Sunday, June 27, 2010

Stuff

You need to clean up your stuff. Yes, you, who just left that pile of books on the floor of a bookstore. And you, who decided that a retail shelf was the best place to leave your coffee cup. And definitely you, whose wrappers and cigarettes and unidentifiable discarded belongings found their way onto the sidewalk where you so unceremoniously abandoned possession of them.

We live in a cultural pigsty of STUFF. Stuff that holds low value, combined with people who value themselves so highly they can't be bothered to pick up after themselves leaves us with a constant, unedited, overwhelming mess. As someone who has and does work in retail, I'm tired of picking it up. The little specific instances I spend so much time putting away is endemic of a culture that puts no real value on the quality of an item. A mass produced, bargain bin, two for one sale culture where it doesn't matter if you leave that shirt on the ground, you can buy three more in five minutes and do the same to them. The constant churning out of low quality stuff teaches us how to treat things, and the desperate beggar mentality of retail allows people to act out that compulsion of disrespect because they are constantly cleaned up after like an unwell child. (Actually, I was taught better than that when I was a child.) *

The way we treat our things is encouraged by two ostensible major mindsets. First, there are the sections of people who have money to spend and want people to know it. They have cash, and no idea what they are spending it on. Is the word luxury in the title? Yes please. A designer label? They'll take two. Even though there is a lot of money being spent, no one has the class or respect to actually care or consider what they are buying. A classic example? This bag.
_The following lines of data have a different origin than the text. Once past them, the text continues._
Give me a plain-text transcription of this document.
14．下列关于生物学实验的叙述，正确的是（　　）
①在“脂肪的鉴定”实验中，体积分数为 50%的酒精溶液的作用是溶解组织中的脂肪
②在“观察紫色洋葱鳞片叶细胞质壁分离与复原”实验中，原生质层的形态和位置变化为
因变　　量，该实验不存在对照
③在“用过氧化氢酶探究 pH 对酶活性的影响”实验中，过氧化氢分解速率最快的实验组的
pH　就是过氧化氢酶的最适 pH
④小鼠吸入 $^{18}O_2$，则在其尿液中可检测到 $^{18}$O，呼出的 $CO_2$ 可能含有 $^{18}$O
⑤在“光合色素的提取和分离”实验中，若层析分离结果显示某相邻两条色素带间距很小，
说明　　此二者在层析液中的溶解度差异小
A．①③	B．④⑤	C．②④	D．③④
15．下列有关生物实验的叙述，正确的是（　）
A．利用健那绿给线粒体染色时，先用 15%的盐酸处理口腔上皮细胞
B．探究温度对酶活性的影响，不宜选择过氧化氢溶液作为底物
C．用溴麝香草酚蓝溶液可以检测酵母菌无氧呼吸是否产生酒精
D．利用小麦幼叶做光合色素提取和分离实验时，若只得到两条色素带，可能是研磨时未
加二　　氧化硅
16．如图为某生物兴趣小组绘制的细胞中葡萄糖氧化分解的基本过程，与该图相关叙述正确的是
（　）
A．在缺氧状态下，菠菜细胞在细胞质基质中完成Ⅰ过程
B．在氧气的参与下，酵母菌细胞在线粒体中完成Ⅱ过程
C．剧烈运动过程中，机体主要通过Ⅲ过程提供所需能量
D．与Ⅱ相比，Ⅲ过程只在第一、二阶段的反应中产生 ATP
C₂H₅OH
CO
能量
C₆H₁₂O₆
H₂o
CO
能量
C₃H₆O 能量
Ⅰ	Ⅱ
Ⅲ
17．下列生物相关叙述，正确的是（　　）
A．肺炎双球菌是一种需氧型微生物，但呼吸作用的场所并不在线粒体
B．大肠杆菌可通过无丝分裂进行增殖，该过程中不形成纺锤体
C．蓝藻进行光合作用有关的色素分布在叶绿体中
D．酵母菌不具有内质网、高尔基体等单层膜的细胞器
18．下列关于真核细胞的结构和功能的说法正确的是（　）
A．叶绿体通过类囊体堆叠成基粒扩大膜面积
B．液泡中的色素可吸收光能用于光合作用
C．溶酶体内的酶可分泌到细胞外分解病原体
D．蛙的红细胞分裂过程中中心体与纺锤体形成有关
It's Louis Vuitton. It's a celebrity coup. It's 42,000. And it's incredibly ugly. Accumulation of stuff as status with no thought.

The second group is one that runs from the common deal finders and bulk buyers to the more extreme hoarders. No one seems to choose just one thing when they can get a second for free-even if they have absolutely no need for that thing. The triumph of stuff rises as the respect with which we treat our possessions falls. The easier it is to find, the more likely we are to have it, accumulate it, destroy it, and buy it again.

Now, I'm not saying that stuff isn't important. "Things" are part of all of our lives, and that’s fine. Maybe it is some kind of spiritual accomplishment to be prepared to renounce all our worldly possessions at a moments notice, but I'm not ready to hang my hat on that peg yet. The reality is that stuff can be good-it connects us, amuses us, holds inspirations and memories. Stuff is tools, aids, creations, monuments. Stuff is not experience, or relationships, but it can mold the rest of our lives between those other things. I just wish we, as a culture, could exercise some critical thought towards our stuff and the stuff we need, and the value we place on it against and over other things. If we understand and work to attain the stuff we have, appreciate its value, then hopefully we will learn to treat our things better and just live better all around.

So clean up your toys, or you won't be allowed to play with them anymore.



*Maybe if we better learned the ideas of respect and responsibility there would be more progress from a government and a company in a certain environmental crisis. But that’s a whole other post.